Additional items for a basic disaster kit includes:
• Battery-powered or hand crank radio and a NOAA Weather Radio with tone alert and extra batteries for both
• Flashlight and extra batteries
• First aid kit
• Whistle to signal for help
• Dust mask to help filter contaminated air and plastic sheeting and duct tape to shelter-in-place
• Moist towelettes, garbage bags and plastic ties for personal sanitation
• Wrench or pliers to turn off utilities
• Manual can opener for food
• Local maps
• Cell phone with chargers, inverter or solar charger
• Fill your vehicle’s gas tank prior to the storm.

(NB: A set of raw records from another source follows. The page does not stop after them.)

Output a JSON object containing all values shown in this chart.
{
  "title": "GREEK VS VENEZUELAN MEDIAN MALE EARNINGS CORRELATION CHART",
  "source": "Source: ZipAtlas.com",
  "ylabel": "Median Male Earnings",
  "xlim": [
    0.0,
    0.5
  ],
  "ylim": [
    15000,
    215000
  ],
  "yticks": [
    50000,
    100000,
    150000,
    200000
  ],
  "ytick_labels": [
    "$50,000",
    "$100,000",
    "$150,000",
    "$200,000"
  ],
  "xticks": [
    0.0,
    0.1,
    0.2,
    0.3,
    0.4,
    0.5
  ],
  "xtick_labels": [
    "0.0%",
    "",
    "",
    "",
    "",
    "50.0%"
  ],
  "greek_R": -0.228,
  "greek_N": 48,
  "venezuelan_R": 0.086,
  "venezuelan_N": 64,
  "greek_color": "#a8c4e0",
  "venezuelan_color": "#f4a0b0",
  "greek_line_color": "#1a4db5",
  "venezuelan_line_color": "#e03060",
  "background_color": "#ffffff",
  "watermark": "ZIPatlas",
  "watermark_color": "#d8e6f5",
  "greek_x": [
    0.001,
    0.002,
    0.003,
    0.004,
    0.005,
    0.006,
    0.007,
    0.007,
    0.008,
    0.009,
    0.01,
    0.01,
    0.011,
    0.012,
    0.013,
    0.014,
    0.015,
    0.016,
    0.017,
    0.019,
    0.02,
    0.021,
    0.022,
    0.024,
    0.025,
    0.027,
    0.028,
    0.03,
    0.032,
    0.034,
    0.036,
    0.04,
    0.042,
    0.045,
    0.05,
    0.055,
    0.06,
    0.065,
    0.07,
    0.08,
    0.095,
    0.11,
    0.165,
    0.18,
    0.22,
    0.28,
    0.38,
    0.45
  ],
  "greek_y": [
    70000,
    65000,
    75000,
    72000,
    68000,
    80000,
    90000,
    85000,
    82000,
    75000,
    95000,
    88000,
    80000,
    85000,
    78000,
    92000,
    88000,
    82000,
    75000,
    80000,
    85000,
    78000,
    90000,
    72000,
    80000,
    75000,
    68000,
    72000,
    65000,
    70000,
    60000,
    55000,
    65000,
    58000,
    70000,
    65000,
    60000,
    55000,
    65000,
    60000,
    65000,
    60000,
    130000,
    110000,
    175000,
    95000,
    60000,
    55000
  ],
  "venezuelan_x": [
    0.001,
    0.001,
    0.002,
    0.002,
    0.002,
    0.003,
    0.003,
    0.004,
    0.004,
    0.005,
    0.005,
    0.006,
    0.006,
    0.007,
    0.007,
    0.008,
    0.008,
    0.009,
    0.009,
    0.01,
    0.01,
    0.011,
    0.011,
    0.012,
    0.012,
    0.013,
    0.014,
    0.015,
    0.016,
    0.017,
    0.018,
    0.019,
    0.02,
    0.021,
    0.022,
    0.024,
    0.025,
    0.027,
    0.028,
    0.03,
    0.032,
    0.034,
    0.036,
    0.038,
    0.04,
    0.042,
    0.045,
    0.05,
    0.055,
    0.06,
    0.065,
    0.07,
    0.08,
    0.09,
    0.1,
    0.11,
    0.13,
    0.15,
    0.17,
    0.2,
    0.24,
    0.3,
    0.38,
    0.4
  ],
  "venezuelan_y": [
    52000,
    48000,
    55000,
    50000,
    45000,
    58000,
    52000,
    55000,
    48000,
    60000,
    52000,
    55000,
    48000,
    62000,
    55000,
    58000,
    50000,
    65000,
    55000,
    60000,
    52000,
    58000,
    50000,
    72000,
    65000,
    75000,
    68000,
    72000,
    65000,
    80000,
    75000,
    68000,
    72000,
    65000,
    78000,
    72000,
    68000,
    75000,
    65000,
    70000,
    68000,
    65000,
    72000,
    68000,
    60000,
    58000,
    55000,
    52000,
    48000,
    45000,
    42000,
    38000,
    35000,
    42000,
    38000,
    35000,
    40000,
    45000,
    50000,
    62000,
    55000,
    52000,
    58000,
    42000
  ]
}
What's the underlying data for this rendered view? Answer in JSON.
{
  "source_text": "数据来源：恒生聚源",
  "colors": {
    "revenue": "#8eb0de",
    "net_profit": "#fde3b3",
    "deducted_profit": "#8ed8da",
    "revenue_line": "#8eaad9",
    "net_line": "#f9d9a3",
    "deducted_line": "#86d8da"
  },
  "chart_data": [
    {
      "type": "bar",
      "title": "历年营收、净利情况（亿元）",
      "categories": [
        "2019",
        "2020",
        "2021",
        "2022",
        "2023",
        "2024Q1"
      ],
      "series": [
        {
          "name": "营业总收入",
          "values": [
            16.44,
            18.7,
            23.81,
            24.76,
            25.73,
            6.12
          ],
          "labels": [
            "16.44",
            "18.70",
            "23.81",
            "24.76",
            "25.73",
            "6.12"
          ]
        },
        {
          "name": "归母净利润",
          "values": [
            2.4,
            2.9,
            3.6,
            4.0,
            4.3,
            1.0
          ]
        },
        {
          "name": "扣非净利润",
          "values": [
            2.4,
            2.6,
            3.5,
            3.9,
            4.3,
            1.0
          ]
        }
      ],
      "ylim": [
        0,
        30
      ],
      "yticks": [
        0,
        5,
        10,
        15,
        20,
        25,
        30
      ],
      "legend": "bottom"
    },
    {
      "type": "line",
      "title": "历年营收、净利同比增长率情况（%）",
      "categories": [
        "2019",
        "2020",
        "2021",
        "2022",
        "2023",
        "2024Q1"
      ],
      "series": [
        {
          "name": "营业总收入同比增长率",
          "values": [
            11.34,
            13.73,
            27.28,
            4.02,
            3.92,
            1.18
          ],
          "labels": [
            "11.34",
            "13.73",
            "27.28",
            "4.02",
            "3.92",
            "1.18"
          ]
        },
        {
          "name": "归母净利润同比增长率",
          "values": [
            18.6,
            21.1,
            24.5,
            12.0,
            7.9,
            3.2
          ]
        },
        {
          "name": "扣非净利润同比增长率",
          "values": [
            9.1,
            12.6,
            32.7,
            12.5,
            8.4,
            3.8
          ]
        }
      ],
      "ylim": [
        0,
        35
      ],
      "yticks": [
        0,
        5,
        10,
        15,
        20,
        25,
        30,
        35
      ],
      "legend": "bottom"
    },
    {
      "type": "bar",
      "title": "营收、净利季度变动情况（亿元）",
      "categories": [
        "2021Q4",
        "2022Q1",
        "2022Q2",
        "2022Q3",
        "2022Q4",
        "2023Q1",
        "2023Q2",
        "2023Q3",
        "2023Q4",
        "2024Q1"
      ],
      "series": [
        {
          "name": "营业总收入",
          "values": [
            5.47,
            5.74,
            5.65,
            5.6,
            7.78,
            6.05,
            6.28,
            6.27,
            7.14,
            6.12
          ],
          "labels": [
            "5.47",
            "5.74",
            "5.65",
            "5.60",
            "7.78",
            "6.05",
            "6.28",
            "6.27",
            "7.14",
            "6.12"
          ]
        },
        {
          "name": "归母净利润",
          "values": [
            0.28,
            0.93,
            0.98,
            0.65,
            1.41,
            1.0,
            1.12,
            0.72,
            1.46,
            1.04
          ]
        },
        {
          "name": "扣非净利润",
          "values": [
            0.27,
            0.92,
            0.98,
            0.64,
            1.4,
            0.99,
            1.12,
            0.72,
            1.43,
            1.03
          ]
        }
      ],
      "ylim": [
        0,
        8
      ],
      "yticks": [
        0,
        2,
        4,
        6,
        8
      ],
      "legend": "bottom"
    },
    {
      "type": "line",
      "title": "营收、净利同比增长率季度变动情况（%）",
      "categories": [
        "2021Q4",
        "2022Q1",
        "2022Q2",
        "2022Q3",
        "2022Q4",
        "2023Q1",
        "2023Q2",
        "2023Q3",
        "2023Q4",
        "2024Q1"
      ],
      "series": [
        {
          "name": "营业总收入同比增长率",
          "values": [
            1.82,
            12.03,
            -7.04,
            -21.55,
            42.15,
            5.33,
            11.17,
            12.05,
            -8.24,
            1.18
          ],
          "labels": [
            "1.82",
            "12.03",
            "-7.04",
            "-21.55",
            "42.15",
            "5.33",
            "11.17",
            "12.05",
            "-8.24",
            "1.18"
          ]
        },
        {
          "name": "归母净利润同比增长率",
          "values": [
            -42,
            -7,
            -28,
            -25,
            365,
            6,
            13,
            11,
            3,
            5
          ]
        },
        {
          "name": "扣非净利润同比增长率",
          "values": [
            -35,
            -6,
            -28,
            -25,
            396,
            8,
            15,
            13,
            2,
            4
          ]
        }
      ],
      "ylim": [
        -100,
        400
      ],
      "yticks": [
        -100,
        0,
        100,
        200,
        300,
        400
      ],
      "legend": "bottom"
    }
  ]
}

“Every family should also have a family disaster plan of how they will communicate during disasters and what they will do or where they will go if they cannot go to or stay at home. A template to make your family disaster plan can be found on the Jefferson County Homeland Security and Emergency Management Website at http://www.jeffersoncountywv.org/uploads/homeland/Forms/Creating%20a%20Family%20Disaster%20Plan%20Template.pdf
“And, residents need to stay alert and informed of weather conditions in their area. The best way to do that is with a NOAA weather radio. If you have a NOAA weather radio or if you have signed up to get alerts from either the National Weather Service or your favorite weather station on your smartphone or tablet, you will get weather watches, warnings and advisories as soon as they are issued.
“The Emergency Alert Station for Jefferson County is WEPM Radio, AM 1340, although JCHSEM sends Emergency Public Information to all local radio stations and to WHAG-TV, the County Government TV Channel (Channel 17), the Jefferson County Schools Channel (Channel 18) and all of the local newspapers. Additionally, we post our emergency public information on our Jefferson County Homeland Security and Emergency Management Facebook Page and our webpage. Some local blogs and websites also receive or repost our information onto their sites. Recently, JCHSEM has added NIXLE to our Emergency Public Information Toolbox. NIXLE is a text messaging alert system. This is new to us and we will be using this during our next Emergency Operations Center (EOC) activation, whenever that occurs. Residents wishing to receive JCHSEM notifications can go to www.nixle.com and set up a free user account with NIXLE to receive notifications, or they can text their zipcode to 888777 to get started.
“We are dealing with a very complicated weather system this time. We could be looking at a variety of threats including hurricane remnants, wind, rain, and even a possibility of snow in the higher elevations. As the storm gets closer, the National Weather Service will be able to predict what exactly we will be dealing with. As with all storms, there is a risk of power outages. To report a power outage during a storm, call Potomac Edison/First Energy at 1-888-LIGHTSS, and for all emergencies, call 9-1-1.”